A Congregational minister, author, and religious leader in Hartford, Ct, who was the founding secretary of the Connecticut Missionary Society, helped manage the Connecticut Bible Society., and edited the Connecticut Evangelical Magazine.


When Burke met1812
Where Burke metHartford, CT
OccupationClergy
Interaction with BurkeGave Burke materials to distribute
Identity StatusConfirmed
GenealogyWikiTree
Memoir Pages86

Notes

Abel Flint (born 1765 or 1766 in Windham, Connecticut; died March 7, 1825, in Hartford, Connecticut) was a Congregational minister, author, and religious leader. The son of James Flint, he graduated from Yale in 1785 and served as a tutor at Brown University from 1786 to 1790. He married Amelia (also recorded as Amanda) Bissell in 1791, the same year he was ordained pastor of the Second (or South) Congregational Church in Hartford. He ministered there until a period of declining health prompted his dismissal in 1824. Flint held prominent institutional roles, serving as the founding secretary of the Connecticut Missionary Society (1798–1822) and helping manage the Connecticut Bible Society.
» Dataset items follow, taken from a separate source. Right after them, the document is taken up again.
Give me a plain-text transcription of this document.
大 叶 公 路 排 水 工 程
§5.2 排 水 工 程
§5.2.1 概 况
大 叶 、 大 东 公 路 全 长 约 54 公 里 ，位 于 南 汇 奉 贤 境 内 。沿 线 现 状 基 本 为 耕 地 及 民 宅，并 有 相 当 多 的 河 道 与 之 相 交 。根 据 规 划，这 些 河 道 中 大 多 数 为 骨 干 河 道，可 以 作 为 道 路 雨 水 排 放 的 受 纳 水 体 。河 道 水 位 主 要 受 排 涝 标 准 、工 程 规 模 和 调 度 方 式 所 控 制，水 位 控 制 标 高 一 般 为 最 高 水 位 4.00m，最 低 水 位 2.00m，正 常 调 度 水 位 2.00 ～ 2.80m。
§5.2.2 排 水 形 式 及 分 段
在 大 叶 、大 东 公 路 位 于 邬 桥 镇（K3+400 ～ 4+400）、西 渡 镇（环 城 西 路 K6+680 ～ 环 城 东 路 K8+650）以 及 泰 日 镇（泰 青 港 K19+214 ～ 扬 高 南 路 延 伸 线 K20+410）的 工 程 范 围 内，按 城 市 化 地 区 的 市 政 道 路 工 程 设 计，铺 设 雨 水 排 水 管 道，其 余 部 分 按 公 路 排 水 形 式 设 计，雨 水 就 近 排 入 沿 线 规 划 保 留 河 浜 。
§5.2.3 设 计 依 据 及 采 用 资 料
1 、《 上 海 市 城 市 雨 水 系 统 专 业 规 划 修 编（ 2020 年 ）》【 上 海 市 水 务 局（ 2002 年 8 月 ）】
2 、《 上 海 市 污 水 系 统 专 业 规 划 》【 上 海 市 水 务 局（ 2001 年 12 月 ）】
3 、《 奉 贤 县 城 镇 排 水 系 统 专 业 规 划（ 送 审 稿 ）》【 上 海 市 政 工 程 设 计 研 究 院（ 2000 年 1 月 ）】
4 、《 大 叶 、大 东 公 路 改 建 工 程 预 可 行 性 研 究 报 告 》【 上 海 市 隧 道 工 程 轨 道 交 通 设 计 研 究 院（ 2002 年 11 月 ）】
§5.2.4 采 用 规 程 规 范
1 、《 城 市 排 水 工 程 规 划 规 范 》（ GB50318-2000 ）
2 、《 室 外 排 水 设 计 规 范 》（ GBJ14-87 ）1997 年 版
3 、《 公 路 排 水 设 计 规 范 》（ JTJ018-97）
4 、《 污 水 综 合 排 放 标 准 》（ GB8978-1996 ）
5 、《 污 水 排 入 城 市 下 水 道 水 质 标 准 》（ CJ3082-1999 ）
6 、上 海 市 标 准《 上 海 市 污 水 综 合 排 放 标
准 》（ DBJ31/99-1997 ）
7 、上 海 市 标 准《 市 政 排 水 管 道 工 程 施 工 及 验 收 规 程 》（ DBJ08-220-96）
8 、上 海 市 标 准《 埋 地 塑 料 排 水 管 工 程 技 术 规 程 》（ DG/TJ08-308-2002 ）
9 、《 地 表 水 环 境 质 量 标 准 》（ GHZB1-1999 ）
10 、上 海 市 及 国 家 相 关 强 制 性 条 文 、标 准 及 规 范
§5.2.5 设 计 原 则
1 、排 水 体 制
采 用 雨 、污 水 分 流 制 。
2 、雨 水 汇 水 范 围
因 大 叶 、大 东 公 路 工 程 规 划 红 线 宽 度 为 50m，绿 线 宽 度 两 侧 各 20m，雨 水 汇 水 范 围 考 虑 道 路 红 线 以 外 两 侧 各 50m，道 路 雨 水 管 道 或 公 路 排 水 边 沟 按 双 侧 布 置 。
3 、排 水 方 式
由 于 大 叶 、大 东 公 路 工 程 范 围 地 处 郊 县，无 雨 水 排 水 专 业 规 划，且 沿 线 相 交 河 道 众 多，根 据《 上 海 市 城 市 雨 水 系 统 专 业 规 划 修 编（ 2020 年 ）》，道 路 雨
He was an editor for the Connecticut Evangelical Magazine and, in addition to publishing numerous sermons, authored a widely used Treatise on Surveying (1804). Flint received an honorary Doctor of Divinity from Union College in 1818.


Sources

Burke, William. Memoir of William Burke: A Soldier of the Revolution, Reformed from Intemperance, and for Many Years a Consistent and Devoted Christian; Carefully Prepared from a Journal Kept by Himself; to Which Is Added, an Extract from a Sermon Preached at His Funeral, by Rev. Nathaniel Miner. Hartford, CT: Case, Tiffany, 1837.